The initiative, a pillar of the European Green Deal, seeks to curtail deforestation by requiring companies to prove that certain agricultural products destined for sale in EU markets are not contributing to harmful deforestation practices. The aim is to ensure that only legally harvested, environmentally safeguarding products will be allowed to be sold on the EU market.
Land loss
Announcing the new draft law, Commission VP Frans Timmermans highlighted the devastating impact associated with the rapid expansion of industrial agriculture: “Just counting from 1990 to 2020, the world has lost 420 million hectares of forest — an area larger than the EU”.
According to the UN’s Food and Agriculture Organization, the countries responsible for the most deforestation during the 2010s were Brazil (18.9 million ha of net forest conversion), the Democratic Republic of the Congo (11M ha), Indonesia (8M ha), Angola (5.6M ha) and Canada (4.5M ha).
The EU executive’s draft law would ensure that EU citizens would have the guarantee that the products they buy, use and consume on the EU market neither result from nor condone global deforestation and forest degradation practices.
“Our deforestation regulation answers citizens’ calls to minimise the European contribution to deforestation and promote sustainable consumption”, Timmermans declared.
Mandatory due diligence
Import bans will feature on commodities like soy, beef, palm oil, wood, cocoa and coffee and some of their derived products. In practice, the law expects companies to comply with mandatory due diligence rules if they want to place these commodities on the EU market.

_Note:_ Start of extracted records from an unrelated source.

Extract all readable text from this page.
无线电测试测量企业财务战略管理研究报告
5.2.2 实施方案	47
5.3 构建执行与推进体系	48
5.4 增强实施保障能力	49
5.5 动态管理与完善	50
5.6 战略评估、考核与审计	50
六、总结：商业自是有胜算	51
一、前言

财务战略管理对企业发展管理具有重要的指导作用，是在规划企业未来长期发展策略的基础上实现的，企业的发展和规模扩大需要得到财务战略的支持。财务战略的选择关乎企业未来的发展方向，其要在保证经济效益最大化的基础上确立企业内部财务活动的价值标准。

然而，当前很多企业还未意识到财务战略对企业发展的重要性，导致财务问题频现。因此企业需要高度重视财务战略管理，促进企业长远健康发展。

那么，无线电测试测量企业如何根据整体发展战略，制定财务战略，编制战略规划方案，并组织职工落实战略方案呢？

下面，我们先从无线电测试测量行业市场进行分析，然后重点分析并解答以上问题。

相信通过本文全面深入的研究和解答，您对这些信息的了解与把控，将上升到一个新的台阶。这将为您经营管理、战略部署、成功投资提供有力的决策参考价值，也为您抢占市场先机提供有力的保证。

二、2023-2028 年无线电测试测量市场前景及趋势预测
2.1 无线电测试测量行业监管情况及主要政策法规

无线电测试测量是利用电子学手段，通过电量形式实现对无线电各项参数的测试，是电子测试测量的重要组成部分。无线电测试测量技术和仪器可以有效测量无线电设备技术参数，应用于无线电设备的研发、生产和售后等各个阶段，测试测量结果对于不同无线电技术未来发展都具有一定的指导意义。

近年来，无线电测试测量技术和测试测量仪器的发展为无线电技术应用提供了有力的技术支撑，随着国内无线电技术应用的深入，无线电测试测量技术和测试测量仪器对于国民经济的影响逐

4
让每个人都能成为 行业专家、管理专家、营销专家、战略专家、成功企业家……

“To succeed in the global fight against the climate and biodiversity crises we must take the responsibility to act at home as well as abroad”, Timmermans said.

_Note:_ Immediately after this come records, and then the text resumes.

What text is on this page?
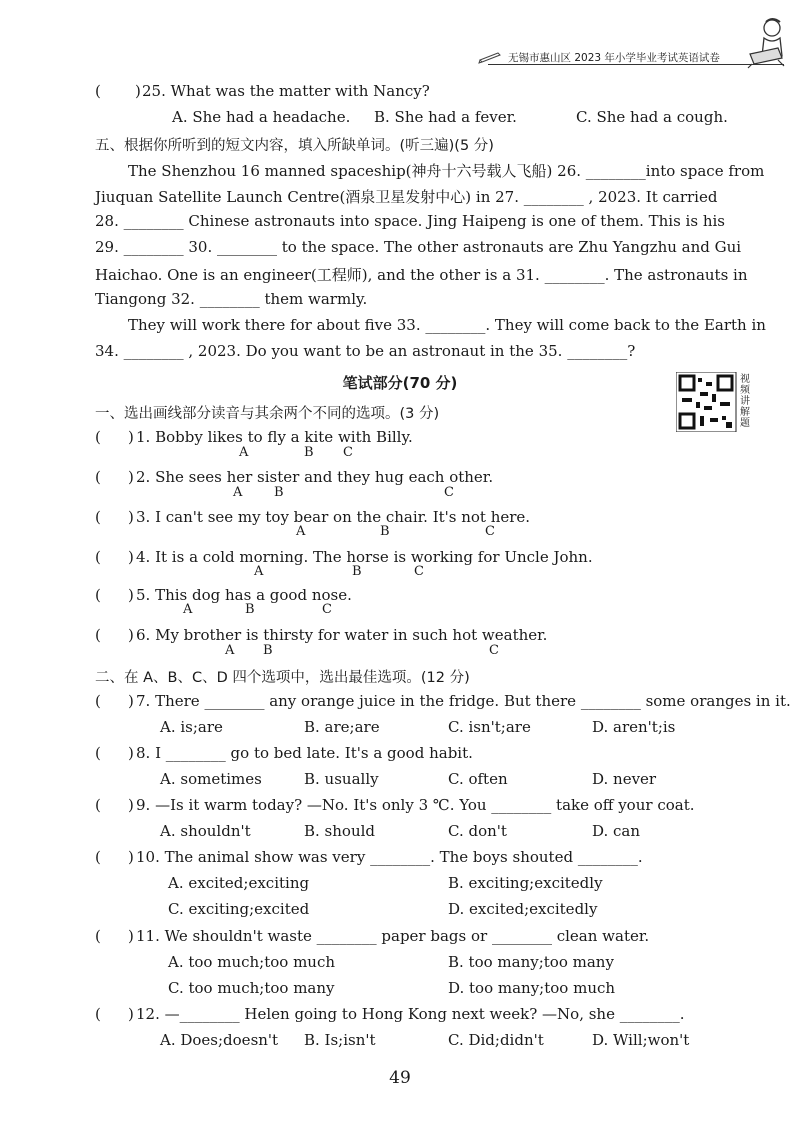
无锡市惠山区 2023 年小学毕业考试英语试卷
( ) 25. What was the matter with Nancy?
A. She had a headache. B. She had a fever.	C. She had a cough.
五、根据你所听到的短文内容，填入所缺单词。(听三遍)(5 分)
The Shenzhou 16 manned spaceship(神舟十六号载人飞船) 26. ________into space from
Jiuquan Satellite Launch Centre(酒泉卫星发射中心) in 27. ________ , 2023. It carried
28. ________ Chinese astronauts into space. Jing Haipeng is one of them. This is his
29. ________ 30. ________ to the space. The other astronauts are Zhu Yangzhu and Gui
Haichao. One is an engineer(工程师), and the other is a 31. ________. The astronauts in
Tiangong 32. ________ them warmly.
They will work there for about five 33. ________. They will come back to the Earth in
34. ________ , 2023. Do you want to be an astronaut in the 35. ________?
笔试部分(70 分)	视频讲解题
一、选出画线部分读音与其余两个不同的选项。(3 分)
( ) 1. Bobby likes to fly a kite with Billy.
A	B C
( ) 2. She sees her sister and they hug each other.
A B	C
( ) 3. I can't see my toy bear on the chair. It's not here.
A	B	C
( ) 4. It is a cold morning. The horse is working for Uncle John.
A	B	C
( ) 5. This dog has a good nose.
A	B	C
( ) 6. My brother is thirsty for water in such hot weather.
A B	C
二、在 A、B、C、D 四个选项中，选出最佳选项。(12 分)
( ) 7. There ________ any orange juice in the fridge. But there ________ some oranges in it.
A. is;are	B. are;are	C. isn't;are	D. aren't;is
( ) 8. I ________ go to bed late. It's a good habit.
A. sometimes	B. usually	C. often	D. never
( ) 9. —Is it warm today? —No. It's only 3 ℃. You ________ take off your coat.
A. shouldn't	B. should	C. don't	D. can
( ) 10. The animal show was very ________. The boys shouted ________.
A. excited;exciting	B. exciting;excitedly
C. exciting;excited	D. excited;excitedly
( ) 11. We shouldn't waste ________ paper bags or ________ clean water.
A. too much;too much	B. too many;too many
C. too much;too many	D. too many;too much
( ) 12. —________ Helen going to Hong Kong next week? —No, she ________.
A. Does;doesn't B. Is;isn't	C. Did;didn't	D. Will;won't
49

The initiative was described by NGOs as a “glimpse of hope”, cautioning however that the proposal could “still be improved” and that “major gaps” persist.

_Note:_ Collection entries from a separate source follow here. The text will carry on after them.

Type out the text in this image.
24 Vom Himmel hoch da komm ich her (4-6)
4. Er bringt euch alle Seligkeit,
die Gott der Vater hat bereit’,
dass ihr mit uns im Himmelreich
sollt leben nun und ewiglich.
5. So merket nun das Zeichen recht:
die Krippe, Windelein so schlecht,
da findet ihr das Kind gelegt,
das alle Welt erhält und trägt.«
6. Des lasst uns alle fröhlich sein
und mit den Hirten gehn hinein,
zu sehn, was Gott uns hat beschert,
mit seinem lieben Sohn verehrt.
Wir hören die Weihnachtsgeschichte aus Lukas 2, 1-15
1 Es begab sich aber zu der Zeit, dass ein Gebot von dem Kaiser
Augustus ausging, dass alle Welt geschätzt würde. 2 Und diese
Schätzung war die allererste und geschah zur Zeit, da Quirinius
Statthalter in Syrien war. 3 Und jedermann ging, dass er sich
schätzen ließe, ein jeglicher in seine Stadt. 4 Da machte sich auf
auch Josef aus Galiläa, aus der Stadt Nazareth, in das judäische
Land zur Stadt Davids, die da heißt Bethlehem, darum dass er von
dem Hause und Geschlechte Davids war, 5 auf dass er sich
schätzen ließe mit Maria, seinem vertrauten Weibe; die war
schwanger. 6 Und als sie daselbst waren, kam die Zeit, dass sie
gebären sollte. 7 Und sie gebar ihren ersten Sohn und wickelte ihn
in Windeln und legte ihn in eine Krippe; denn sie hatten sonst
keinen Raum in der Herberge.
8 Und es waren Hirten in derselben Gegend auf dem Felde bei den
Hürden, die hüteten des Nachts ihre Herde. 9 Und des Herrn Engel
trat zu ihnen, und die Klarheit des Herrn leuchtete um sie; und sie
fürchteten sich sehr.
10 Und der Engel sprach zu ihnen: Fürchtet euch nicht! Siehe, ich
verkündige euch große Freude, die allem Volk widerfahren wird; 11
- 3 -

Nicole Polsterer, Sustainable Consumption and Production campaigner at Fern, noted that since the EC draft law relies on the laws of producer countries to determine whether commodities are linked to human rights violations, the proposed ban could prove worthless: “In a country such as Brazil, this would mean relying on the Bolsonaro government to protect Indigenous rights – something it fails to do”.
Meantime, Greenpeace pointed out that that the proposal does not require companies trading in commodities and products to observe international laws protecting the rights of Indigenous People and local communities.
“EU governments and the European Parliament must tighten up the law so people can be sure that what’s in their shopping basket isn’t linked to the destruction of nature or human rights abuse”, Greenpeace EU agriculture and forest campaigner, Sini Eräjää, insisted.
Not enough
Greenpeace also noted that the EU should pay equal attention and commitment to other types of ecosystems including savannahs and wetlands — areas of major importance to climate action and biodiversity.
Moreover, the proposal needs to include other critical commodities such as pork, poultry, rubber and maize that also contribute to deforestation, the environmental NGO said.
“We are gradually changing the rules of world trade to inject respect for environmental issues into their core”, MEP Pascal Canfin (Renew Europe) said, noting that in the upcoming negotiations he intends to demand that raw material used to make rubber — a leading cause of deforestation in Southeast Asia — should be included as well.
Negotiations in the Parliament and between national ministers are expected to start in earnest in the first half of 2022, during the French Presidency of the Council.